Anders als im Fußball sind die Profiligen der drei anderen großen Teamsportarten Eishockey, Handball und Basketball zwingend auf Zuschauer angewiesen. Geisterspiele sind wirtschaftlich nicht darstellbar und jeweils nur für eine begrenzte Zeit denkbar. Unabhängig vom vorgestellten Eishockeykonzept, das zunächst vor allem eine generelle Rückkehr zum Trainings- und Spielbetrieb ermöglichen soll, arbeiten Vertreter der Eishockey-, Handball- und Basketball-Profiligen derzeit gemeinsam daran, die kommende Spielzeit mit Zuschauern zu ermöglichen. Um Zeit dafür zu gewinnen, verlegten alle Ligen ihre Saisonstarts. Die Handball-Bundesliga soll am 1. Oktober starten, DEL und Basketball-Bundesliga dagegen erst im November. "Wir tun alles dafür, dass wir mit Zuschauern spielen können", sagte DEB-Präsident Franz Reindl.

Fiebermessung vor Betreten des Stadions

Die müssten dann aber wohl einige Einschränkungen in Kauf nehmen. DEB-Sportdirektor Stefan Schaidnagel prophezeite genau vorgegebene Wege, etwa zu den Toiletten oder zum Bratwurststand. "Möglichkeiten zu Fiebermessungen im Eingangsbereich vor Betreten des Stadions müssen geschaffen werden", heißt es zudem in dem Konzept. Singen und Anfeuern soll nur, wer eine sogenannte FFP2-Maske trägt. Wie sich die durch Masken gesungenen Sprechchöre anhören, ist nur eine der Fragen, die am Donnerstag unbeantwortet blieben.

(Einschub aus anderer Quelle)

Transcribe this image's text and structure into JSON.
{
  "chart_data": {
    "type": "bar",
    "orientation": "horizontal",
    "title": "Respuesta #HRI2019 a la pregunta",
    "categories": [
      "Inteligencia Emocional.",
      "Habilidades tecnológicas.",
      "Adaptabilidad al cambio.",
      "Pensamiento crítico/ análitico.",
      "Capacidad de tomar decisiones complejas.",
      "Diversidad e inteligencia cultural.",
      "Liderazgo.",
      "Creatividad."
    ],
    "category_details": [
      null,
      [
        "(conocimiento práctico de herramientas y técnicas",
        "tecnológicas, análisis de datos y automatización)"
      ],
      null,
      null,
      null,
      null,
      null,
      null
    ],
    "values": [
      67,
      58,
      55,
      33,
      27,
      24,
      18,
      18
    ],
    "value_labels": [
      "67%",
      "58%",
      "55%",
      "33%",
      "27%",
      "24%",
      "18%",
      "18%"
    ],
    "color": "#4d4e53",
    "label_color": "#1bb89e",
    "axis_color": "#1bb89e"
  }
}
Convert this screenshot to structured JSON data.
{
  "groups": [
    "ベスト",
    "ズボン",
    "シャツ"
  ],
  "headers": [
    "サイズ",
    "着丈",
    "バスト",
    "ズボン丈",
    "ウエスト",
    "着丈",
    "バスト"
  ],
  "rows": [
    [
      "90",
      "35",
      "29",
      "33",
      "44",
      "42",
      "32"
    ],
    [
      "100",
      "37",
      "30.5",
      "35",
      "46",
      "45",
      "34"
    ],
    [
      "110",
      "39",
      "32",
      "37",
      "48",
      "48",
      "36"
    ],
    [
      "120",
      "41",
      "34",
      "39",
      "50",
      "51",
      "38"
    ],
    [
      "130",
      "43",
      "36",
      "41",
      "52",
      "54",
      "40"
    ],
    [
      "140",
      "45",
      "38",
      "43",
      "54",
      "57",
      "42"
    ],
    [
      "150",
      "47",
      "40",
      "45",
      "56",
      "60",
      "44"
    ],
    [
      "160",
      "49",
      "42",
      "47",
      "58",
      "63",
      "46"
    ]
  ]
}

Da alles auf einen Spielbetrieb mit Zuschauern ausgelegt ist, blieb das Konzept des DEB - anders als etwa das von der Deutschen Fußball Liga für ihre Geisterspiele - in Teilen reichlich vage. Denn über die Zulassung von Zuschauern kann in jedem Bundesland anders entschieden werden. Auch die regionalen Gesundheitsämter können unterschiedliche Auflage machen. "Wir können keine Komplettlösung anbieten und haben lokale Besonderheiten ausgeklammert", sagte Schaidnagel und sieht seine allgemeinen Vorgaben für die Unterbringung und das Verhalten von Spielern und Offiziellen in den Stadien lediglich als Leitfaden.